Atelier DNA image of a Windstalk farm in the UAE
Atelier DNA image of a Windstalk farm in the UAE

A glimpse of the outline of the 828 metres tall Burj Khalifa tower can remind those landing at Dubai airport that this is a city which has made some phenomenal investments in cutting edge design and technology.

However near neighbour in the UAE, Abu Dhabi could be about to do something rather more subtle but powerful , and on a world scale, with a different investment in alternative energy technology.

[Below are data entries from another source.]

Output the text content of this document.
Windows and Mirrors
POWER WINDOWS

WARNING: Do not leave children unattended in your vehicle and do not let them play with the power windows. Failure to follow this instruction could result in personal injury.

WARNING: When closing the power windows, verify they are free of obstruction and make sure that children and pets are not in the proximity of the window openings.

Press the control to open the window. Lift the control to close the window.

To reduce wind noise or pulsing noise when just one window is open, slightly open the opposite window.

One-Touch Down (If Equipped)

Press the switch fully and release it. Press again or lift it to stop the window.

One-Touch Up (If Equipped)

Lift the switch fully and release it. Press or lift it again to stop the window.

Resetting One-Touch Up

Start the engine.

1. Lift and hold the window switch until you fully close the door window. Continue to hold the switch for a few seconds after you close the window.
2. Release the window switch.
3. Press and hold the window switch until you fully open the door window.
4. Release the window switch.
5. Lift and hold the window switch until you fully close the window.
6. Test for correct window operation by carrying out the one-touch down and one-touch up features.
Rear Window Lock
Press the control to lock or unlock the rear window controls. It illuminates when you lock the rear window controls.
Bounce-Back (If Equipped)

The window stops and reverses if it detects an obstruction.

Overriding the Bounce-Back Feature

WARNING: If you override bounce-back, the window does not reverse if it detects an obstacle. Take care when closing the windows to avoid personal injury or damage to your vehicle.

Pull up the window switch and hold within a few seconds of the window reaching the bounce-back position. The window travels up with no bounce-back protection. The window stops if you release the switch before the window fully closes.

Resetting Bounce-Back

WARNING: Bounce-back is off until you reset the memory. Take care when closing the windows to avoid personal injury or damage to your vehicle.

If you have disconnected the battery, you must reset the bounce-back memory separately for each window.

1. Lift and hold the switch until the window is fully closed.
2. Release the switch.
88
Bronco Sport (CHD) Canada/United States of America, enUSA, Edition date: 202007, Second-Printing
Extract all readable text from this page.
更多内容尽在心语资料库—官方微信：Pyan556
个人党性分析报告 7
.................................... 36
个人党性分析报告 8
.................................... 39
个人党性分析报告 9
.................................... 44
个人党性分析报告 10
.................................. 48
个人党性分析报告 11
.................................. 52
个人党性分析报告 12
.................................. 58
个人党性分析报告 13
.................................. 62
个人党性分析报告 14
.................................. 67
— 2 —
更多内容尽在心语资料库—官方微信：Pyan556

This involves the use of reed like Windstalks to turn the bending force of wind into electrical power, all without using the noisy bird eating rotors of current wind farm designs, to paraphrase their critics.

Inside a Windstalk field, image by Atelier DNA
Inside a Windstalk field, image by Atelier DNA

Yes, the connection with aviation is somewhat tenuous, other than the common imperative of replacing fossil carbon releasing sources of energy with those that are carbon neutral, or even, nearly, carbon zero, at least in operation following construction.

Look closely in the right hand middle foreground of the top graphic showing the Dubai skyline and you can spot the airport.

How do wind stalks work? They are fields of 60 metre high carbon-fibre stalks, reinforced with resin, about 20 cms wide at their bases tapering to about 5 cms across at the top. Each stalk will contain alternating layers of electrodes and ceramic discs made from piezoelectric material, which generates a current when put under pressure. In the case of the stalks, the discs will compress as they sway in the wind, creating a charge.

Much more can be found in this feature story, or by visiting the design firm Atelier DNA, who made this particular proposal into the winning entry for an Abu Dhabi competition to design power generators for open spaces to go with its Masdar eco-centre project.

Be aware that the Windstalk technology may be a little ahead of its time, and that perhaps there are some important advances in materials required to bring it to full efficiency. But that hardly detracts from a concept that could overcome many of the objections and frustrations of wind farming technology today, and perhaps make a highly useful contribution to reducing fossil carbon releases into the environment.